Hi there... Not sure which area to put this in, so I thought this might be good... Sorry if it's in the wrong place!

If I take a glass directly out of the cupboard and fill it will water to drink, I get a bunch of small bubbles around the edge of the glass. But if I rinse the glass first, then get the water, the bubbles don't appear. I've always thought it was residue from the dishwasher, so I've always rinsed my glasses before filling them - even when I'm at other peoples' houses (which I often feel weird about!!).

Does anyone know if I am right? Or if I am just being paranoid? I use the 7th Generation detergent because it doesn't seem to be as caustic as the "leading" brands, but who knows? Oh, and I don't use any of those rinse aids or anything.

I've always been curious about this... Thanks in advance for any help!


----------



## Kathryn (Oct 19, 2004)

Quote:


Originally Posted by *mammom*
Hi there... Not sure which area to put this in, so I thought this might be good... Sorry if it's in the wrong place!

If I take a glass directly out of the cupboard and fill it will water to drink, I get a bunch of small bubbles around the edge of the glass. But if I rinse the glass first, then get the water, the bubbles don't appear.
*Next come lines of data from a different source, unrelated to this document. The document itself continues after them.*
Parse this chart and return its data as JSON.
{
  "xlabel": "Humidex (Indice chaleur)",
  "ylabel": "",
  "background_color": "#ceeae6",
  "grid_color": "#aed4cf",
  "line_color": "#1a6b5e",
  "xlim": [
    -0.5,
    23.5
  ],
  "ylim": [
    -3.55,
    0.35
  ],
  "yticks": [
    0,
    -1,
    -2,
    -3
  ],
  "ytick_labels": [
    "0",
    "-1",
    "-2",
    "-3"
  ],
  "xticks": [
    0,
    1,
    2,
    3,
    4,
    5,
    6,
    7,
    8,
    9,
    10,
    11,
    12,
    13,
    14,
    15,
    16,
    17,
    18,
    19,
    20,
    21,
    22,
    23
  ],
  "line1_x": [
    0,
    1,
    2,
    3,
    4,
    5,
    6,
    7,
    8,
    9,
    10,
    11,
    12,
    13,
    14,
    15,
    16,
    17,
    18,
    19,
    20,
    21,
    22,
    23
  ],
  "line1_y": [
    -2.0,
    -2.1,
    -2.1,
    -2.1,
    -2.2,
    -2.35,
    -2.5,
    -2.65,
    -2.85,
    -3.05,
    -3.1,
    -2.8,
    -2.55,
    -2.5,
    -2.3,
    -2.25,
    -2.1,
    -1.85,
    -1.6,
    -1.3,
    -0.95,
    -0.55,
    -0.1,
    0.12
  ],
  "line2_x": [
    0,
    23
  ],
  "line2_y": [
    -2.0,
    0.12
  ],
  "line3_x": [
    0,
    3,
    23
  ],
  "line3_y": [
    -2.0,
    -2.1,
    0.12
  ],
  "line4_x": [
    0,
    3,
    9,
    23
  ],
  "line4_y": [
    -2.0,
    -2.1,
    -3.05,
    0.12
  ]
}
I've always thought it was residue from the dishwasher, so I've always rinsed my glasses before filling them - even when I'm at other peoples' houses (which I often feel weird about!!).

Does anyone know if I am right? Or if I am just being paranoid? I use the 7th Generation detergent because it doesn't seem to be as caustic as the "leading" brands, but who knows? Oh, and I don't use any of those rinse aids or anything.
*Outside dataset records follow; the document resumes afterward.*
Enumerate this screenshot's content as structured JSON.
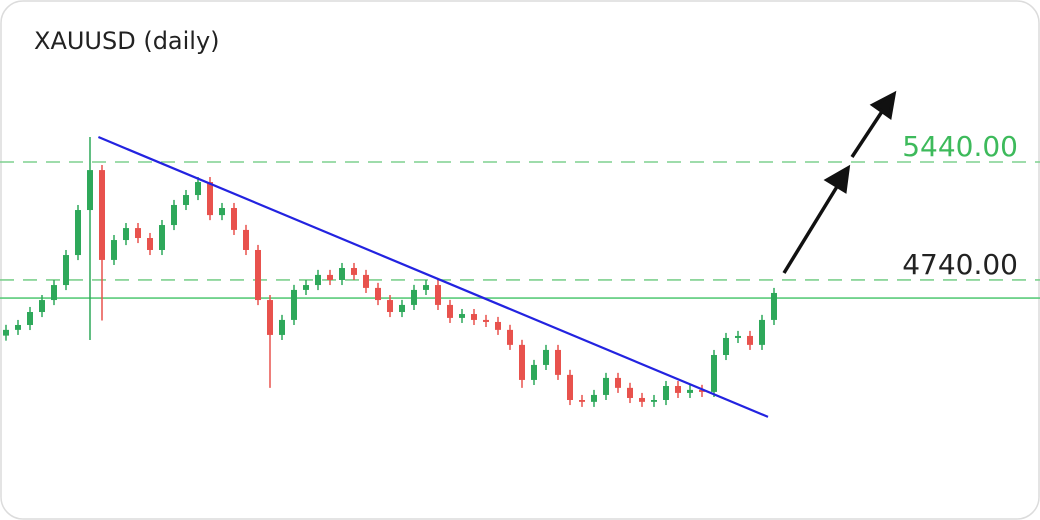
{
  "chart_data": {
    "type": "candlestick",
    "title": "XAUUSD (daily)",
    "ylim": [
      3500,
      6000
    ],
    "up_color": "#2ea85a",
    "down_color": "#e8524d",
    "open": [
      4410,
      4444,
      4473,
      4550,
      4621,
      4710,
      4888,
      5155,
      5392,
      4859,
      4977,
      5048,
      4989,
      4918,
      5066,
      5185,
      5244,
      5321,
      5125,
      5167,
      5037,
      4918,
      4621,
      4414,
      4503,
      4681,
      4710,
      4770,
      4740,
      4811,
      4770,
      4693,
      4621,
      4550,
      4592,
      4681,
      4710,
      4592,
      4515,
      4538,
      4503,
      4491,
      4444,
      4355,
      4147,
      4236,
      4325,
      4177,
      4028,
      4017,
      4058,
      4159,
      4100,
      4040,
      4017,
      4028,
      4111,
      4070,
      4088,
      4076,
      4295,
      4396,
      4408,
      4355,
      4503
    ],
    "high": [
      4474,
      4503,
      4580,
      4651,
      4740,
      4918,
      5185,
      5588,
      5422,
      5007,
      5078,
      5078,
      5019,
      5096,
      5215,
      5274,
      5351,
      5351,
      5197,
      5197,
      5067,
      4948,
      4651,
      4533,
      4711,
      4740,
      4800,
      4800,
      4841,
      4841,
      4800,
      4723,
      4651,
      4622,
      4711,
      4740,
      4740,
      4622,
      4568,
      4568,
      4533,
      4521,
      4474,
      4385,
      4266,
      4355,
      4355,
      4207,
      4058,
      4088,
      4189,
      4189,
      4130,
      4070,
      4058,
      4141,
      4141,
      4118,
      4118,
      4325,
      4426,
      4438,
      4438,
      4533,
      4693
    ],
    "low": [
      4380,
      4414,
      4443,
      4520,
      4591,
      4680,
      4858,
      4384,
      4500,
      4829,
      4947,
      4959,
      4888,
      4888,
      5036,
      5155,
      5214,
      5095,
      5095,
      5007,
      4888,
      4591,
      4100,
      4384,
      4473,
      4651,
      4680,
      4710,
      4710,
      4740,
      4663,
      4591,
      4520,
      4520,
      4562,
      4651,
      4562,
      4485,
      4485,
      4473,
      4461,
      4414,
      4325,
      4100,
      4117,
      4206,
      4147,
      3998,
      3987,
      3987,
      4028,
      4070,
      4010,
      3987,
      3987,
      3998,
      4040,
      4040,
      4046,
      4046,
      4265,
      4366,
      4325,
      4325,
      4473
    ],
    "close": [
      4444,
      4473,
      4550,
      4621,
      4710,
      4888,
      5155,
      5392,
      4859,
      4977,
      5048,
      4989,
      4918,
      5066,
      5185,
      5244,
      5321,
      5125,
      5167,
      5037,
      4918,
      4621,
      4414,
      4503,
      4681,
      4710,
      4770,
      4740,
      4811,
      4770,
      4693,
      4621,
      4550,
      4592,
      4681,
      4710,
      4592,
      4515,
      4538,
      4503,
      4491,
      4444,
      4355,
      4147,
      4236,
      4325,
      4177,
      4028,
      4017,
      4058,
      4159,
      4100,
      4040,
      4017,
      4028,
      4111,
      4070,
      4088,
      4076,
      4295,
      4396,
      4408,
      4355,
      4503,
      4663
    ],
    "levels": [
      {
        "value": 5440,
        "label": "5440.00",
        "color": "#3dba5b"
      },
      {
        "value": 4740,
        "label": "4740.00",
        "color": "#222222"
      }
    ],
    "level_line_color": "#7fd08f",
    "support": {
      "value": 4633,
      "color": "#5ccc7c"
    },
    "trendline": {
      "start": [
        7.7,
        5588
      ],
      "end": [
        63.5,
        3928
      ],
      "color": "#2323e0"
    }
  }
}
I've always been curious about this... Thanks in advance for any help!









I was told by the news on New Years that the bubbles in the water, champane, etc.. are air going through dust. If you look at dust under a microscope they look like little tubes. The air in the water goes through the tubes and carries them to the top as little bubbles. Thus, if you washed the glass out first it wouldn't happen because you would've washed the dust out.







Maybe that's why? Either way, it's nasty. :LOL


----------